CN1665414B - Molten metal resistant fabric - Google Patents

Abstract

The present invention relates to a protective fabric against molten metal, comprising 10-40% by weight of meta-aramid fiber, 30-50% by weight of wool fiber, and at least 20% by weight of flame-retardant viscose fiber. The total weight of the fabric is generally 200-450 g/m2, preferably 200-260 g/m2.

Description

Fabrics Resistant to Molten Metal

Background of the invention

There is a continuing need for protective clothing suitable for workers exposed to the hazards of molten metal. These hazards exist in diverse industries such as iron foundry workers exposed to molten iron, aluminum workers exposed to cryolite and molten aluminium, and many workers exposed to molten slug and molten metal droplets. Welders in different industries. Garments such as garments, aprons and sleeves that are resistant to molten metal should have an outer surface that does not catch fire and persists in contact with molten metal, and that the molten metal does not stick to the garment. Severe burns can result if molten metal adheres to clothing.

One common response to this molten metal threat is to provide workers with protective clothing made of heavy fabrics, which primarily relies on having sufficient fabric material between the worker and the threat to prevent injury. Typically, such fabrics have a basis weight of 350 g/m2 and can be as high as 450 g/m2 or higher to function adequately.
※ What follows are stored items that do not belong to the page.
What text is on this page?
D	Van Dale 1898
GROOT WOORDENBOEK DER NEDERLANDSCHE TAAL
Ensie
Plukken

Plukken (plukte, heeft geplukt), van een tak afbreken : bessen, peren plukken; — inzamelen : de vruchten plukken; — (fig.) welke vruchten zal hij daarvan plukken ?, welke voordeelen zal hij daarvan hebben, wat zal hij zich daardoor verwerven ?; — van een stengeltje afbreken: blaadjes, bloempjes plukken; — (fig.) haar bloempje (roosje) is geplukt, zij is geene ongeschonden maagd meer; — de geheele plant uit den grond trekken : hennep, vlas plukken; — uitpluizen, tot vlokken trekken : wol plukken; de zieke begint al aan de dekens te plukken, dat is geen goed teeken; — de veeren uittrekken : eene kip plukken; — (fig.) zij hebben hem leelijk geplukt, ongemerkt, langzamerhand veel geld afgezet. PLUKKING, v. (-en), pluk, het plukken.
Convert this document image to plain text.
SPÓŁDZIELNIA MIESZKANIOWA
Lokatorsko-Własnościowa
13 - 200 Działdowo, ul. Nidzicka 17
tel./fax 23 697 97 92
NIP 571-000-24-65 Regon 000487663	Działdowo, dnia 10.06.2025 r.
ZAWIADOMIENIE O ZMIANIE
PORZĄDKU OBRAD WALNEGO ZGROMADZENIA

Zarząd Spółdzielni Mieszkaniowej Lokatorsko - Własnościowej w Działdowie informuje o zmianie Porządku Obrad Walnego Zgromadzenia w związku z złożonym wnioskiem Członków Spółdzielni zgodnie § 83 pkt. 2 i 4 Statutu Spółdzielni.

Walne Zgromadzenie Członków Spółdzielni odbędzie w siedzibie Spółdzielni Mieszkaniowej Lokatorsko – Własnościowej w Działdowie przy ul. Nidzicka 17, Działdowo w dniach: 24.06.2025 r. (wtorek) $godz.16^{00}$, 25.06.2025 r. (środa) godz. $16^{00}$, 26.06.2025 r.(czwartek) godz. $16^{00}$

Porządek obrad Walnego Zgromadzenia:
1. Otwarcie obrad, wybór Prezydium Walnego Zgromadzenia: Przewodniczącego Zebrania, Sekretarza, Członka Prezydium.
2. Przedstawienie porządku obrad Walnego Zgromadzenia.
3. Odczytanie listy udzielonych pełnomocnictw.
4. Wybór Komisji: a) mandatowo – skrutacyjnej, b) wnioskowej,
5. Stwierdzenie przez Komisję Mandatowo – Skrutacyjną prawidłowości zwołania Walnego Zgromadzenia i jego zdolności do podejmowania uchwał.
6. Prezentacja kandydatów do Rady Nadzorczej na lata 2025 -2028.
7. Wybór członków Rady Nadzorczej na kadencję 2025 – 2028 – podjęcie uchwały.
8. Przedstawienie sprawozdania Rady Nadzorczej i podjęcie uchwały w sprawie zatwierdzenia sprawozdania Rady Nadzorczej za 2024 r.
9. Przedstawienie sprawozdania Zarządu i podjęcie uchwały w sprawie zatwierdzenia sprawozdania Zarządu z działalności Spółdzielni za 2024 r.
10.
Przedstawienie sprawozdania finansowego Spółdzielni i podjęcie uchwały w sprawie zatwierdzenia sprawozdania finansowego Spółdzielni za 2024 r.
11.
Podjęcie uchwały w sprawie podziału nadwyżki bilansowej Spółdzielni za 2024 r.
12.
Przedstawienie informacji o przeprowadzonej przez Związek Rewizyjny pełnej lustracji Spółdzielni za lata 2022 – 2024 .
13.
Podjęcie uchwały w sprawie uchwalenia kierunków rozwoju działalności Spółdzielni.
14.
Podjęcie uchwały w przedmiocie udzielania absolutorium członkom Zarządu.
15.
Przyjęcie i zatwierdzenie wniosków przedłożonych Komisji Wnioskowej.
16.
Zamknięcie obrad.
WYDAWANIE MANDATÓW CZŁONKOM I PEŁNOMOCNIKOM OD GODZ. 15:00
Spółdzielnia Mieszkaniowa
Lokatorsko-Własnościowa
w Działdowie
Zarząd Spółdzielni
The addition of more natural flame retardant fibers such as wool provides some reduction in the overall weight of the fabric. One fabric in the art is made from a blend of wool and flame retardant viscose and has a weight of 250 g/m2. However, the conditions under which this fabric is used are severe, and fabric durability is an issue. Since the durability of garments is key to protecting workers, any improvement in fabric tear strength, abrasion resistance or tensile strength has real value. Due to increased durability, increased wash shrinkage is also required.

What is needed, therefore, is a lightweight fabric that can withstand the threat of molten metal and have increased strength, wear and tear properties for increased durability. There is a particular need for such fabrics with improved wash shrinkage properties.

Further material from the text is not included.